Pericardial Effusions

2D and M-mode can be used to assess the size of an effusion.
Tiny amounts of pericardial fluid may be present normally. Any effusion visible in diastole is abnormal.
Measurement is done at the largest point.
<5mm = mild
5-20mm = moderate
>20mm = large
In very large effusions the heart will be very mobile, swinging around in the effusion.
Effusions are usually circumferential and dependent but may be localised. It is important to assess multiple views.
High suspicion should prompt a TOE if TTE is negative (eg post cardiac surgery).
Pericardial fluid will usually appear black but may have hyperechoic elements – blood, clot, pus, fibrous stranding. Purulent effusions are associated with a thick, shaggy pericardium.
Pericardial fat may be seen and should not be confused with an effusion. It will only be small, move with the synchronously with the myocardium and will only be visible anteriorly.
Pericardial effusions are easily confused with pleural effusions.
In the PLAX view the 2 are distinguished by the aorta. A left pleural effusion will be behind the aorta while a pericardial effusion will be visible between the LA and descending aorta.
An effusion present only behind the LA is likely to be pleural.
The 2 can be difficult to distinguish in the A4C view.
Ascites can be mistaken for an effusion in the subcostal view.
This is why it is important for the critical care physician to have at least a basic knowledge of lung and abdominal US which easily demonstrate fluid collections.
Very large pleural effusions can reportedly cause cardiac tamponade.
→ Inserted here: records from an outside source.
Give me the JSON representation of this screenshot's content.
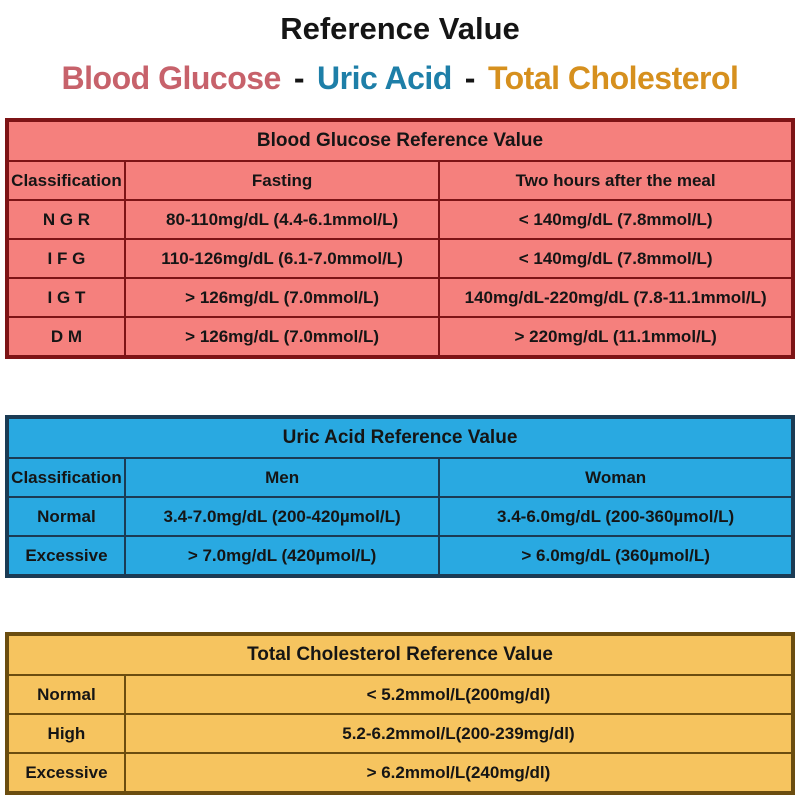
{
  "page": {
    "title": "Reference Value",
    "subtitle": {
      "blood_glucose": "Blood Glucose",
      "separator": "-",
      "uric_acid": "Uric Acid",
      "total_cholesterol": "Total Cholesterol"
    },
    "subtitle_colors": {
      "blood_glucose": "#C7626B",
      "uric_acid": "#1E7FA8",
      "total_cholesterol": "#D6901E"
    }
  },
  "tables": [
    {
      "id": "blood-glucose",
      "title": "Blood Glucose Reference Value",
      "colors": {
        "background": "#F5807D",
        "border": "#7D1416"
      },
      "columns": [
        "Classification",
        "Fasting",
        "Two hours after the meal"
      ],
      "rows": [
        [
          "N G R",
          "80-110mg/dL (4.4-6.1mmol/L)",
          "< 140mg/dL (7.8mmol/L)"
        ],
        [
          "I F G",
          "110-126mg/dL (6.1-7.0mmol/L)",
          "< 140mg/dL (7.8mmol/L)"
        ],
        [
          "I G T",
          "> 126mg/dL (7.0mmol/L)",
          "140mg/dL-220mg/dL (7.8-11.1mmol/L)"
        ],
        [
          "D M",
          "> 126mg/dL (7.0mmol/L)",
          "> 220mg/dL (11.1mmol/L)"
        ]
      ]
    },
    {
      "id": "uric-acid",
      "title": "Uric Acid Reference Value",
      "colors": {
        "background": "#29A9E1",
        "border": "#1B3B54"
      },
      "columns": [
        "Classification",
        "Men",
        "Woman"
      ],
      "rows": [
        [
          "Normal",
          "3.4-7.0mg/dL (200-420µmol/L)",
          "3.4-6.0mg/dL (200-360µmol/L)"
        ],
        [
          "Excessive",
          "> 7.0mg/dL (420µmol/L)",
          "> 6.0mg/dL (360µmol/L)"
        ]
      ]
    },
    {
      "id": "total-cholesterol",
      "title": "Total Cholesterol Reference Value",
      "colors": {
        "background": "#F6C45F",
        "border": "#6B4D10"
      },
      "columns": [],
      "rows": [
        [
          "Normal",
          "< 5.2mmol/L(200mg/dl)"
        ],
        [
          "High",
          "5.2-6.2mmol/L(200-239mg/dl)"
        ],
        [
          "Excessive",
          "> 6.2mmol/L(240mg/dl)"
        ]
      ]
    }
  ]
}
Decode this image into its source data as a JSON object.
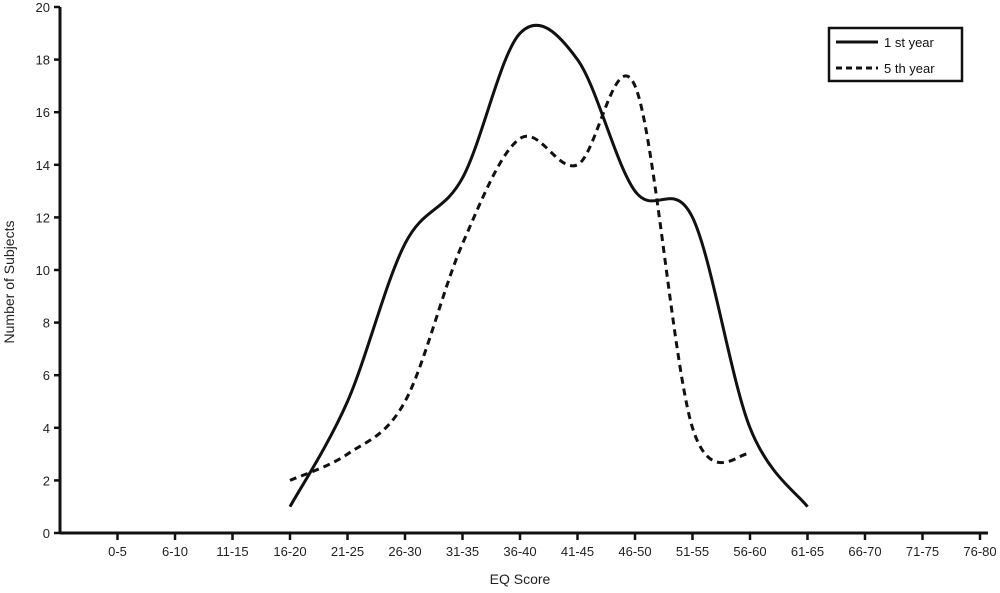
{
  "chart_data": {
    "type": "line",
    "xlabel": "EQ Score",
    "ylabel": "Number of Subjects",
    "ylim": [
      0,
      20
    ],
    "yticks": [
      0,
      2,
      4,
      6,
      8,
      10,
      12,
      14,
      16,
      18,
      20
    ],
    "categories": [
      "0-5",
      "6-10",
      "11-15",
      "16-20",
      "21-25",
      "26-30",
      "31-35",
      "36-40",
      "41-45",
      "46-50",
      "51-55",
      "56-60",
      "61-65",
      "66-70",
      "71-75",
      "76-80"
    ],
    "series": [
      {
        "name": "1 st year",
        "style": "solid",
        "color": "#111111",
        "x": [
          "16-20",
          "21-25",
          "26-30",
          "31-35",
          "36-40",
          "41-45",
          "46-50",
          "51-55",
          "56-60",
          "61-65"
        ],
        "values": [
          1,
          5,
          11,
          13.5,
          19,
          18,
          13,
          12,
          4,
          1
        ]
      },
      {
        "name": "5 th year",
        "style": "dashed",
        "color": "#111111",
        "x": [
          "16-20",
          "21-25",
          "26-30",
          "31-35",
          "36-40",
          "41-45",
          "46-50",
          "51-55",
          "56-60"
        ],
        "values": [
          2,
          3,
          5,
          11,
          15,
          14,
          17,
          4,
          3
        ]
      }
    ],
    "legend": {
      "position": "top-right"
    },
    "grid": false
  }
}
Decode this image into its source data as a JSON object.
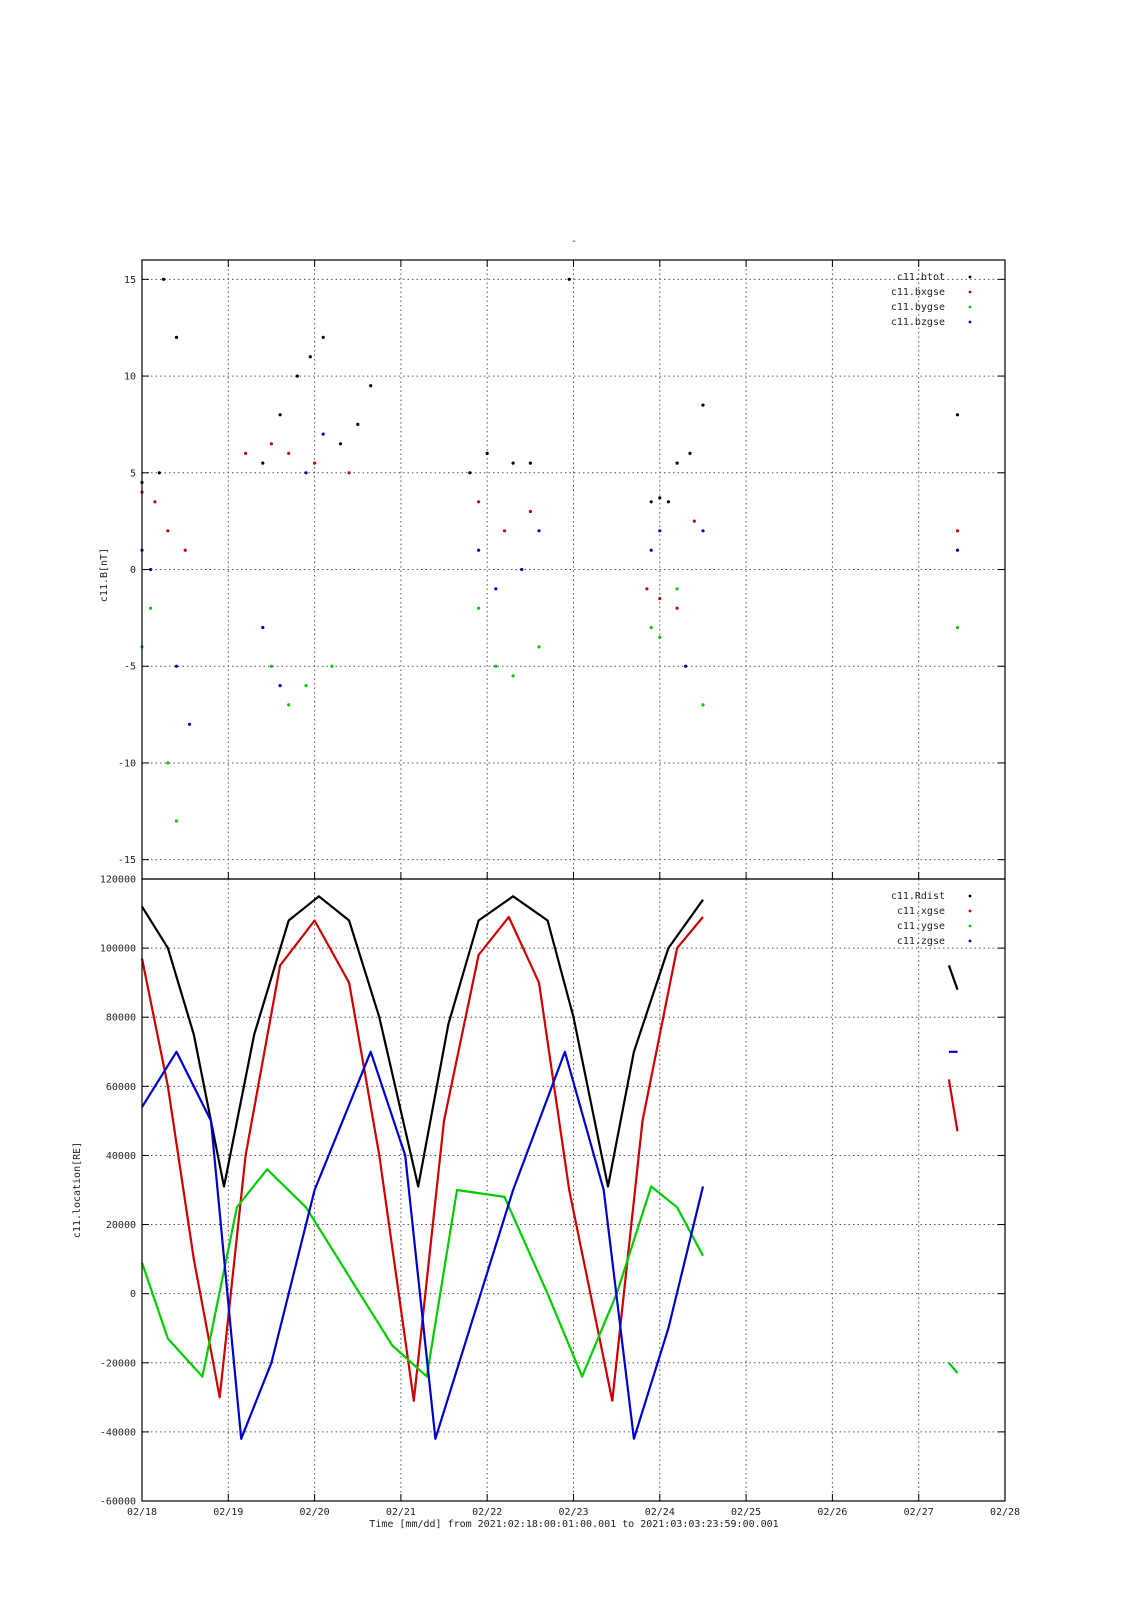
{
  "figure": {
    "top_title": "-",
    "footer": "Time [mm/dd]  from 2021:02:18:00:01:00.001  to  2021:03:03:23:59:00.001"
  },
  "x_axis": {
    "ticks": [
      "02/18",
      "02/19",
      "02/20",
      "02/21",
      "02/22",
      "02/23",
      "02/24",
      "02/25",
      "02/26",
      "02/27",
      "02/28"
    ],
    "range_days": [
      0,
      10
    ]
  },
  "chart_data": [
    {
      "type": "scatter",
      "ylabel": "c11.B[nT]",
      "ylim": [
        -16,
        16
      ],
      "yticks": [
        -15,
        -10,
        -5,
        0,
        5,
        10,
        15
      ],
      "grid": true,
      "legend_position": "top-right",
      "legend": [
        "c11.btot",
        "c11.bxgse",
        "c11.bygse",
        "c11.bzgse"
      ],
      "colors": [
        "#000000",
        "#cc0000",
        "#00cc00",
        "#0000cc"
      ],
      "series": [
        {
          "name": "c11.btot",
          "x": [
            0.0,
            0.2,
            0.25,
            0.4,
            1.4,
            1.6,
            1.8,
            1.95,
            2.1,
            2.3,
            2.5,
            2.65,
            3.8,
            4.0,
            4.3,
            4.5,
            4.95,
            5.9,
            6.0,
            6.1,
            6.2,
            6.35,
            6.5,
            9.45
          ],
          "y": [
            4.5,
            5.0,
            15.0,
            12.0,
            5.5,
            8.0,
            10.0,
            11.0,
            12.0,
            6.5,
            7.5,
            9.5,
            5.0,
            6.0,
            5.5,
            5.5,
            15.0,
            3.5,
            3.7,
            3.5,
            5.5,
            6.0,
            8.5,
            8.0
          ]
        },
        {
          "name": "c11.bxgse",
          "x": [
            0.0,
            0.15,
            0.3,
            0.5,
            1.2,
            1.5,
            1.7,
            2.0,
            2.4,
            3.9,
            4.2,
            4.5,
            5.85,
            6.0,
            6.2,
            6.4,
            9.45
          ],
          "y": [
            4.0,
            3.5,
            2.0,
            1.0,
            6.0,
            6.5,
            6.0,
            5.5,
            5.0,
            3.5,
            2.0,
            3.0,
            -1.0,
            -1.5,
            -2.0,
            2.5,
            2.0
          ]
        },
        {
          "name": "c11.bygse",
          "x": [
            0.0,
            0.1,
            0.3,
            0.4,
            1.5,
            1.7,
            1.9,
            2.2,
            3.9,
            4.1,
            4.3,
            4.6,
            5.9,
            6.0,
            6.2,
            6.5,
            9.45
          ],
          "y": [
            -4.0,
            -2.0,
            -10.0,
            -13.0,
            -5.0,
            -7.0,
            -6.0,
            -5.0,
            -2.0,
            -5.0,
            -5.5,
            -4.0,
            -3.0,
            -3.5,
            -1.0,
            -7.0,
            -3.0
          ]
        },
        {
          "name": "c11.bzgse",
          "x": [
            0.0,
            0.1,
            0.4,
            0.55,
            1.4,
            1.6,
            1.9,
            2.1,
            3.9,
            4.1,
            4.4,
            4.6,
            5.9,
            6.0,
            6.3,
            6.5,
            9.45
          ],
          "y": [
            1.0,
            0.0,
            -5.0,
            -8.0,
            -3.0,
            -6.0,
            5.0,
            7.0,
            1.0,
            -1.0,
            0.0,
            2.0,
            1.0,
            2.0,
            -5.0,
            2.0,
            1.0
          ]
        }
      ]
    },
    {
      "type": "line",
      "ylabel": "c11.location[RE]",
      "ylim": [
        -60000,
        120000
      ],
      "yticks": [
        -60000,
        -40000,
        -20000,
        0,
        20000,
        40000,
        60000,
        80000,
        100000,
        120000
      ],
      "grid": true,
      "legend_position": "top-right",
      "legend": [
        "c11.Rdist",
        "c11.xgse",
        "c11.ygse",
        "c11.zgse"
      ],
      "colors": [
        "#000000",
        "#cc0000",
        "#00cc00",
        "#0000cc"
      ],
      "series": [
        {
          "name": "c11.Rdist",
          "x": [
            0.0,
            0.3,
            0.6,
            0.95,
            1.3,
            1.7,
            2.05,
            2.4,
            2.75,
            3.2,
            3.55,
            3.9,
            4.3,
            4.7,
            5.0,
            5.4,
            5.7,
            6.1,
            6.5
          ],
          "y": [
            112000,
            100000,
            75000,
            31000,
            75000,
            108000,
            115000,
            108000,
            80000,
            31000,
            78000,
            108000,
            115000,
            108000,
            80000,
            31000,
            70000,
            100000,
            114000
          ],
          "x2": [
            9.35,
            9.45
          ],
          "y2": [
            95000,
            88000
          ]
        },
        {
          "name": "c11.xgse",
          "x": [
            0.0,
            0.3,
            0.6,
            0.9,
            1.2,
            1.6,
            2.0,
            2.4,
            2.75,
            3.15,
            3.5,
            3.9,
            4.25,
            4.6,
            4.95,
            5.45,
            5.8,
            6.2,
            6.5
          ],
          "y": [
            97000,
            60000,
            10000,
            -30000,
            40000,
            95000,
            108000,
            90000,
            40000,
            -31000,
            50000,
            98000,
            109000,
            90000,
            30000,
            -31000,
            50000,
            100000,
            109000
          ],
          "x2": [
            9.35,
            9.45
          ],
          "y2": [
            62000,
            47000
          ]
        },
        {
          "name": "c11.ygse",
          "x": [
            0.0,
            0.3,
            0.7,
            1.1,
            1.45,
            1.9,
            2.4,
            2.9,
            3.3,
            3.65,
            4.2,
            4.7,
            5.1,
            5.5,
            5.9,
            6.2,
            6.5
          ],
          "y": [
            9000,
            -13000,
            -24000,
            25000,
            36000,
            25000,
            5000,
            -15000,
            -24000,
            30000,
            28000,
            0,
            -24000,
            0,
            31000,
            25000,
            11000
          ],
          "x2": [
            9.35,
            9.45
          ],
          "y2": [
            -20000,
            -23000
          ]
        },
        {
          "name": "c11.zgse",
          "x": [
            0.0,
            0.4,
            0.8,
            1.15,
            1.5,
            2.0,
            2.65,
            3.05,
            3.4,
            3.8,
            4.3,
            4.9,
            5.35,
            5.7,
            6.1,
            6.5
          ],
          "y": [
            54000,
            70000,
            50000,
            -42000,
            -20000,
            30000,
            70000,
            40000,
            -42000,
            -10000,
            30000,
            70000,
            30000,
            -42000,
            -10000,
            31000
          ],
          "x2": [
            9.35,
            9.45
          ],
          "y2": [
            70000,
            70000
          ]
        }
      ]
    }
  ]
}
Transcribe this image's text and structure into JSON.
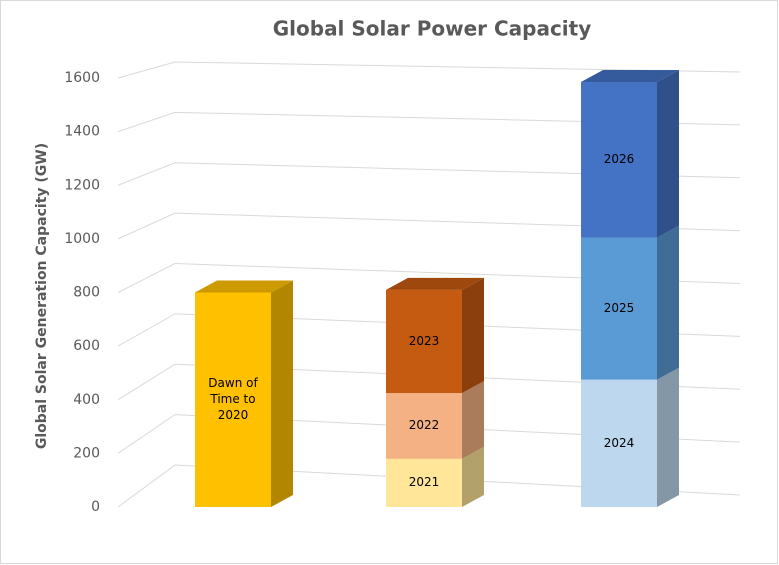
{
  "chart_data": {
    "type": "bar",
    "stacked": true,
    "three_d": true,
    "title": "Global Solar Power Capacity",
    "y_label": "Global Solar Generation Capacity (GW)",
    "categories": [
      null,
      null,
      null
    ],
    "series": [
      {
        "name": "Dawn of Time to 2020",
        "color": "#ffc000",
        "values": [
          800,
          null,
          null
        ]
      },
      {
        "name": "2021",
        "color": "#ffe699",
        "values": [
          null,
          180,
          null
        ]
      },
      {
        "name": "2022",
        "color": "#f4b183",
        "values": [
          null,
          245,
          null
        ]
      },
      {
        "name": "2023",
        "color": "#c55a11",
        "values": [
          null,
          385,
          null
        ]
      },
      {
        "name": "2024",
        "color": "#bdd7ee",
        "values": [
          null,
          null,
          475
        ]
      },
      {
        "name": "2025",
        "color": "#5b9bd5",
        "values": [
          null,
          null,
          530
        ]
      },
      {
        "name": "2026",
        "color": "#4472c4",
        "values": [
          null,
          null,
          580
        ]
      }
    ],
    "ylim": [
      0,
      1600
    ],
    "yticks": [
      0,
      200,
      400,
      600,
      800,
      1000,
      1200,
      1400,
      1600
    ],
    "grid": true
  }
}
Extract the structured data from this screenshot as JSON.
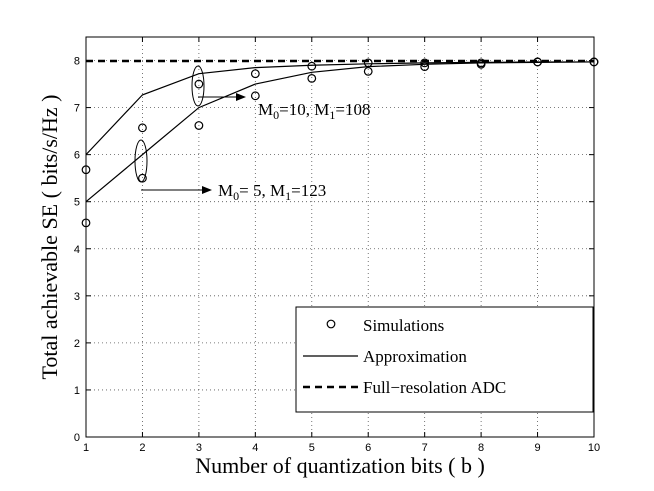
{
  "chart_data": {
    "type": "line",
    "title": "",
    "xlabel": "Number of quantization bits ( b )",
    "ylabel": "Total achievable SE ( bits/s/Hz )",
    "xlim": [
      1,
      10
    ],
    "ylim": [
      0,
      8.5
    ],
    "xticks": [
      "1",
      "2",
      "3",
      "4",
      "5",
      "6",
      "7",
      "8",
      "9",
      "10"
    ],
    "yticks": [
      "0",
      "1",
      "2",
      "3",
      "4",
      "5",
      "6",
      "7",
      "8"
    ],
    "grid": "dotted",
    "legend_position": "bottom-right",
    "legend": [
      {
        "label": "Simulations",
        "style": "marker-circle"
      },
      {
        "label": "Approximation",
        "style": "solid"
      },
      {
        "label": "Full−resolation ADC",
        "style": "dashed"
      }
    ],
    "series": [
      {
        "x": [
          1,
          2,
          3,
          4,
          5,
          6,
          7,
          8,
          9,
          10
        ],
        "values": [
          6.0,
          7.27,
          7.72,
          7.85,
          7.9,
          7.93,
          7.95,
          7.96,
          7.97,
          7.97
        ],
        "style": "solid"
      },
      {
        "x": [
          1,
          2,
          3,
          4,
          5,
          6,
          7,
          8,
          9,
          10
        ],
        "values": [
          5.0,
          6.0,
          7.0,
          7.5,
          7.75,
          7.87,
          7.92,
          7.95,
          7.96,
          7.97
        ],
        "style": "solid"
      },
      {
        "x": [
          1,
          2,
          3,
          4,
          5,
          6,
          7,
          8,
          9,
          10
        ],
        "values": [
          7.99,
          7.99,
          7.99,
          7.99,
          7.99,
          7.99,
          7.99,
          7.99,
          7.99,
          7.99
        ],
        "style": "dashed"
      },
      {
        "x": [
          1,
          2,
          3,
          4,
          5,
          6,
          7,
          8,
          9,
          10
        ],
        "values": [
          5.68,
          6.57,
          7.5,
          7.72,
          7.88,
          7.95,
          7.95,
          7.95,
          7.97,
          7.97
        ],
        "style": "markers"
      },
      {
        "x": [
          1,
          2,
          3,
          4,
          5,
          6,
          7,
          8,
          9,
          10
        ],
        "values": [
          4.55,
          5.5,
          6.62,
          7.25,
          7.62,
          7.77,
          7.87,
          7.92,
          7.97,
          7.97
        ],
        "style": "markers"
      }
    ],
    "annotations": [
      {
        "M0": "10",
        "M1": "108"
      },
      {
        "M0": " 5",
        "M1": "123"
      }
    ]
  }
}
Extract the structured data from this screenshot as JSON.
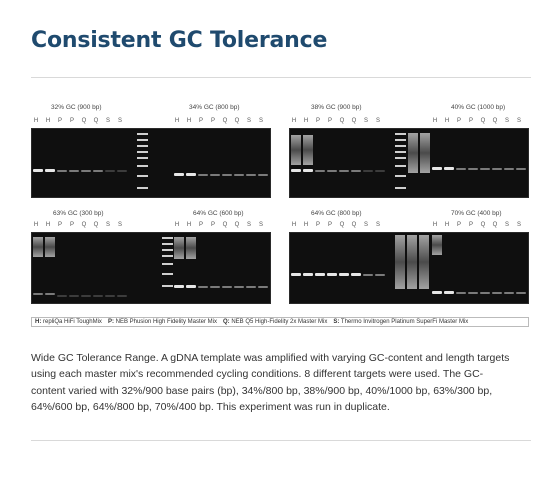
{
  "page": {
    "title": "Consistent GC Tolerance"
  },
  "figure": {
    "lane_labels": [
      "H",
      "H",
      "P",
      "P",
      "Q",
      "Q",
      "S",
      "S"
    ],
    "gels": [
      {
        "label": "32% GC (900 bp)"
      },
      {
        "label": "34% GC (800 bp)"
      },
      {
        "label": "38% GC (900 bp)"
      },
      {
        "label": "40% GC (1000 bp)"
      },
      {
        "label": "63% GC (300 bp)"
      },
      {
        "label": "64% GC (600 bp)"
      },
      {
        "label": "64% GC (800 bp)"
      },
      {
        "label": "70% GC (400 bp)"
      }
    ],
    "legend": [
      {
        "key": "H:",
        "text": "repliQa HiFi ToughMix"
      },
      {
        "key": "P:",
        "text": "NEB Phusion High Fidelity Master Mix"
      },
      {
        "key": "Q:",
        "text": "NEB Q5 High-Fidelity 2x Master Mix"
      },
      {
        "key": "S:",
        "text": "Thermo Invitrogen Platinum SuperFi Master Mix"
      }
    ]
  },
  "caption": {
    "text": "Wide GC Tolerance Range. A gDNA template was amplified with varying GC-content and length targets using each master mix's recommended cycling conditions. 8 different targets were used. The GC-content varied with 32%/900 base pairs (bp), 34%/800 bp, 38%/900 bp, 40%/1000 bp, 63%/300 bp, 64%/600 bp, 64%/800 bp, 70%/400 bp. This experiment was run in duplicate."
  }
}
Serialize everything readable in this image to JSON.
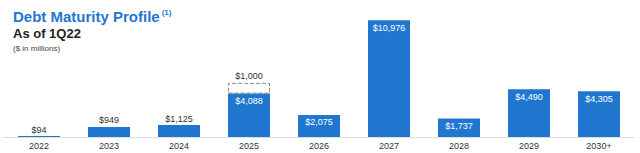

Tamponade occurs when pressure in the pericardial space exceeds pressure in the cardiac chambers enough to impair cardiac filling and therefore output.
If acute due to ventricular perforation then only a small amount of fluid is needed to cause tamponade. If pericardial builds up slowly (malignant effusion) then an effusion can be very large without the pressure increasing much as the pericardium has time to stretch.
The lowest pressure areas are affected 1st – RA then RVOT then whole RV then LA then LV.
Compression of the RA will be seen in (ventricular) systole when the chamber should be filling.
Inversion of the RA free wall for >⅓ systole has a high sensitivity and specificity for tamponade.
Collapse of the RVOT occurs in early diastole and is best seen in the PLAX view.
RAP will be high so the IVC will be dilated with little or no respiratory variation. This is a sensitive but not specific sign.
In spontaneous ventilation, inspiration increases flow of blood into R heart (sucks it in) and reduced flow into L heart (pulm vessels expand). This is exaggerated in tamponade (pulsus paradoxus). Remember that this is the opposite if positive pressure ventilation. This effect can be assessed with PW doppler
Assess RV and LV inflow in A4C. Measure max and minimum E wave velocities for each valve.

Size variation with respiration (%) ofNormalTamponade
TV E wave <25>25
MV E wave<15>15
RVOT and LVOT Vmax or VTI<10>10

Assess outflow of RVOT and LVOT by measuring Vmax and/or VTI.
It is important to note that this is only validated in spontaneously breathing patients. With IPPV pulsus paradoxus is reversed and is usually of smaller magnitude. As we have already seen it can be caused by other pathology such as hypovolaemia, ventricular failure and also of course by airway narrowing (asthma, COPD, upper airway obstruction).
Practically speaking tamponade should be diagnosed by a combination of 2D echo appearance and clinical context (shocked patient).


Echo guided pericardiocentesis is safe with a low complication rate as long as the operator is proficient.
The site of needle entry is at the location where the effusion is largest (rather than the traditional blind subcostal approach). This can be anterior, lateral or subcostal. A perpendicular angle is easiest to duplicate for needle insertion which favours an anterior or lateral approach. Often the best approach is by the A4C view.
As with all US guided needle insertion careful note should be taken of the depth and angle of insertion.
Real time insertion is not necessary but catheter and wire position should be confirmed with US. A few mls of agitated saline can be useful to confirm the presence of the catheter in the pericardium.
Follow up echos will be needed to ensure tamponade does not reoccur.